That the wheels are coming off the Chinese steam engine has been amply proven by the latest growth figures which suggest that Asia’s biggest economy grew by the slowest rate in 25 years in 2015.
Making matters worse is a projection by the International Monetary Fund for a further slowing next year. This is bad news for the world economy for several reasons and a clear reason why markets are skittish in the extreme.
India may not be the worst sufferer of a Chinese meltdown, but you wouldn’t guess that by looking at the Sensex stock benchmark, which has fallen 8% since the beginning of the year, part of a contagion that has affected all emerging markets.
Why is China so critical? Simply because for the past decade it has been the driver of world growth, a large and dynamic economy growing at the rate normally associated with much smaller countries. It was the manufacturing shop floor of the world from where huge quantities of finished goods were shipped to all corners of the planet. This was accompanied, gratifyingly for resource-rich countries, by an almost insatiable appetite for copper, iron ore and oil.
Now that the economy is cooling off, offtake of these materials has fallen, leading to their prices hitting multi-year lows. To name only a few, this has hit countries like Australia (copper), Brazil (iron ore) and the Gulf oil producers: These were the countries that gained when China grew so fast so quickly.
A slowdown in consumer demand in China has also had its effects on the United States, Japan and Germany, major exporters to the Middle Kingdom. The Chinese government has showed itself to be unsure in handling a sharp fall in the country’s share markets, imposing restrictions on stock selling, a move that has rebounded.
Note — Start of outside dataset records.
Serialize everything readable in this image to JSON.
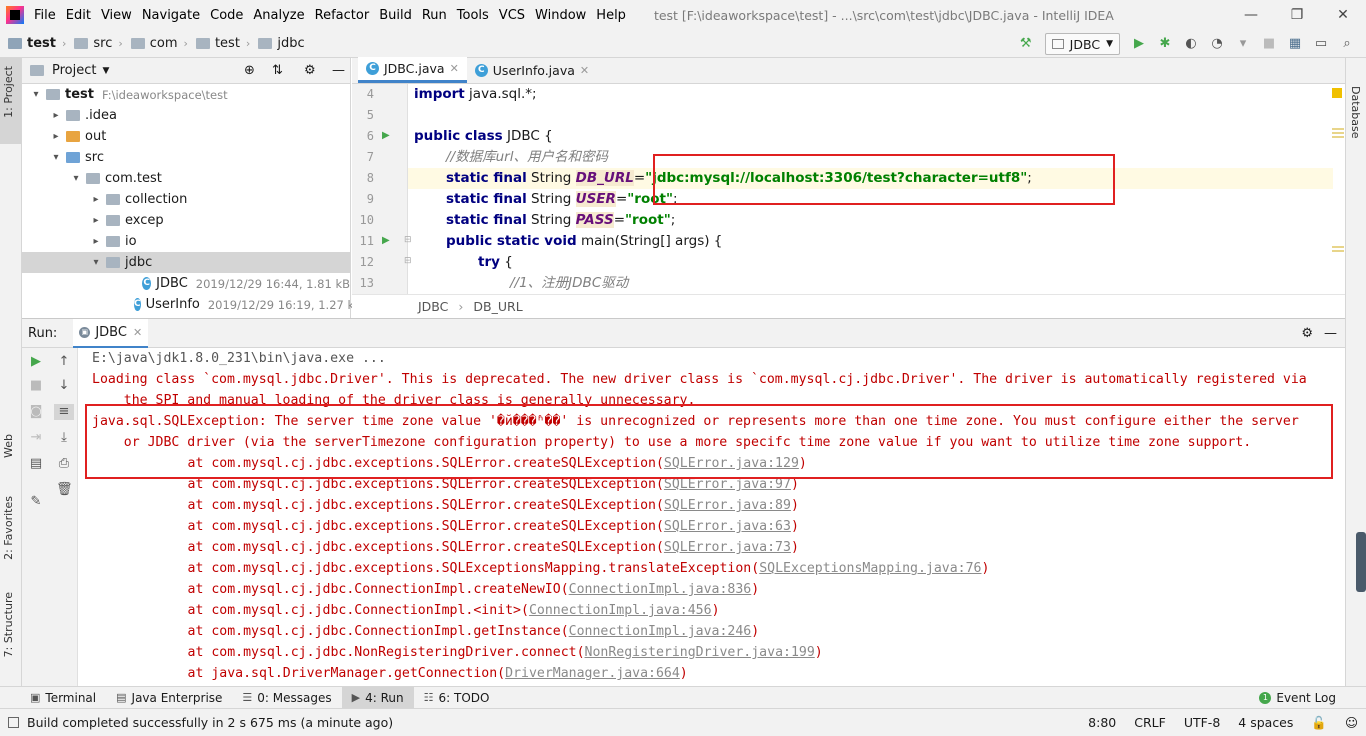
{
  "window": {
    "title": "test [F:\\ideaworkspace\\test] - ...\\src\\com\\test\\jdbc\\JDBC.java - IntelliJ IDEA",
    "menu": [
      "File",
      "Edit",
      "View",
      "Navigate",
      "Code",
      "Analyze",
      "Refactor",
      "Build",
      "Run",
      "Tools",
      "VCS",
      "Window",
      "Help"
    ]
  },
  "breadcrumb": [
    "test",
    "src",
    "com",
    "test",
    "jdbc"
  ],
  "toolbar": {
    "run_config": "JDBC"
  },
  "left_tool_tabs": [
    "1: Project",
    "Web",
    "2: Favorites",
    "7: Structure"
  ],
  "right_tool_tabs": [
    "Database"
  ],
  "project": {
    "header": "Project",
    "tree": [
      {
        "label": "test",
        "meta": "F:\\ideaworkspace\\test",
        "depth": 0,
        "arrow": "▾",
        "bold": true
      },
      {
        "label": ".idea",
        "meta": "",
        "depth": 1,
        "arrow": "▸"
      },
      {
        "label": "out",
        "meta": "",
        "depth": 1,
        "arrow": "▸"
      },
      {
        "label": "src",
        "meta": "",
        "depth": 1,
        "arrow": "▾"
      },
      {
        "label": "com.test",
        "meta": "",
        "depth": 2,
        "arrow": "▾"
      },
      {
        "label": "collection",
        "meta": "",
        "depth": 3,
        "arrow": "▸"
      },
      {
        "label": "excep",
        "meta": "",
        "depth": 3,
        "arrow": "▸"
      },
      {
        "label": "io",
        "meta": "",
        "depth": 3,
        "arrow": "▸"
      },
      {
        "label": "jdbc",
        "meta": "",
        "depth": 3,
        "arrow": "▾",
        "selected": true
      },
      {
        "label": "JDBC",
        "meta": "2019/12/29 16:44, 1.81 kB",
        "depth": 5,
        "arrow": "",
        "cls": true
      },
      {
        "label": "UserInfo",
        "meta": "2019/12/29 16:19, 1.27 kB",
        "depth": 5,
        "arrow": "",
        "cls": true
      }
    ]
  },
  "editor": {
    "tabs": [
      {
        "label": "JDBC.java",
        "active": true
      },
      {
        "label": "UserInfo.java",
        "active": false
      }
    ],
    "line_numbers": [
      "4",
      "5",
      "6",
      "7",
      "8",
      "9",
      "10",
      "11",
      "12",
      "13"
    ],
    "code": {
      "l4_kw": "import",
      "l4_rest": " java.sql.*;",
      "l6_kw": "public class",
      "l6_rest": " JDBC {",
      "l7_comment": "//数据库url、用户名和密码",
      "l8_kw": "static final",
      "l8_type": " String ",
      "l8_field": "DB_URL",
      "l8_eq": "=",
      "l8_str": "\"jdbc:mysql://localhost:3306/test?character=utf8\"",
      "l8_end": ";",
      "l9_kw": "static final",
      "l9_type": " String ",
      "l9_field": "USER",
      "l9_eq": "=",
      "l9_str": "\"root\"",
      "l9_end": ";",
      "l10_kw": "static final",
      "l10_type": " String ",
      "l10_field": "PASS",
      "l10_eq": "=",
      "l10_str": "\"root\"",
      "l10_end": ";",
      "l11_kw": "public static void",
      "l11_rest": " main(String[] args) {",
      "l12_kw": "try",
      "l12_rest": " {",
      "l13_comment": "//1、注册JDBC驱动"
    },
    "crumb": [
      "JDBC",
      "DB_URL"
    ]
  },
  "run": {
    "label": "Run:",
    "tab": "JDBC",
    "console": {
      "cmd": "E:\\java\\jdk1.8.0_231\\bin\\java.exe ...",
      "warn1": "Loading class `com.mysql.jdbc.Driver'. This is deprecated. The new driver class is `com.mysql.cj.jdbc.Driver'. The driver is automatically registered via",
      "warn2": "    the SPI and manual loading of the driver class is generally unnecessary.",
      "err1": "java.sql.SQLException: The server time zone value '�й���ʱ��' is unrecognized or represents more than one time zone. You must configure either the server",
      "err2": "    or JDBC driver (via the serverTimezone configuration property) to use a more specifc time zone value if you want to utilize time zone support.",
      "stack": [
        {
          "text": "\tat com.mysql.cj.jdbc.exceptions.SQLError.createSQLException(",
          "link": "SQLError.java:129"
        },
        {
          "text": "\tat com.mysql.cj.jdbc.exceptions.SQLError.createSQLException(",
          "link": "SQLError.java:97"
        },
        {
          "text": "\tat com.mysql.cj.jdbc.exceptions.SQLError.createSQLException(",
          "link": "SQLError.java:89"
        },
        {
          "text": "\tat com.mysql.cj.jdbc.exceptions.SQLError.createSQLException(",
          "link": "SQLError.java:63"
        },
        {
          "text": "\tat com.mysql.cj.jdbc.exceptions.SQLError.createSQLException(",
          "link": "SQLError.java:73"
        },
        {
          "text": "\tat com.mysql.cj.jdbc.exceptions.SQLExceptionsMapping.translateException(",
          "link": "SQLExceptionsMapping.java:76"
        },
        {
          "text": "\tat com.mysql.cj.jdbc.ConnectionImpl.createNewIO(",
          "link": "ConnectionImpl.java:836"
        },
        {
          "text": "\tat com.mysql.cj.jdbc.ConnectionImpl.<init>(",
          "link": "ConnectionImpl.java:456"
        },
        {
          "text": "\tat com.mysql.cj.jdbc.ConnectionImpl.getInstance(",
          "link": "ConnectionImpl.java:246"
        },
        {
          "text": "\tat com.mysql.cj.jdbc.NonRegisteringDriver.connect(",
          "link": "NonRegisteringDriver.java:199"
        },
        {
          "text": "\tat java.sql.DriverManager.getConnection(",
          "link": "DriverManager.java:664"
        }
      ]
    }
  },
  "bottom_tabs": [
    {
      "label": "Terminal",
      "icon": "terminal-icon",
      "glyph": "▣"
    },
    {
      "label": "Java Enterprise",
      "icon": "java-enterprise-icon",
      "glyph": "▤"
    },
    {
      "label": "0: Messages",
      "icon": "messages-icon",
      "glyph": "☰"
    },
    {
      "label": "4: Run",
      "icon": "run-icon",
      "glyph": "▶",
      "active": true
    },
    {
      "label": "6: TODO",
      "icon": "todo-icon",
      "glyph": "☷"
    }
  ],
  "event_log": "Event Log",
  "status": {
    "message": "Build completed successfully in 2 s 675 ms (a minute ago)",
    "position": "8:80",
    "line_sep": "CRLF",
    "encoding": "UTF-8",
    "indent": "4 spaces"
  },
  "colors": {
    "accent": "#4083c9",
    "error": "#c00000",
    "annotation": "#e02020",
    "run_green": "#45a74c"
  }
}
A devaluation of the artificially controlled yuan to keep exports competitive has also spooked markets worldwide, which see it as a sign of panic and a portent of further reductions in the value of the currency and a round of competitive devaluations in the region.
For India, the impact of China’s slowdown has been on the rupee, which breached the 68-to-the-dollar mark on Wednesday, likely driven by heavy selling of Indian shares by foreign investors. A weak rupee will make imports costlier and is not having the usual tonic impact on exports because our key markets are slowing down. It will also make the Reserve Bank of India think long and hard about further interest rate cuts and could eat into our dollar reserves. All in all, the world economy is a complicated broth, with China the most toxic ingredient.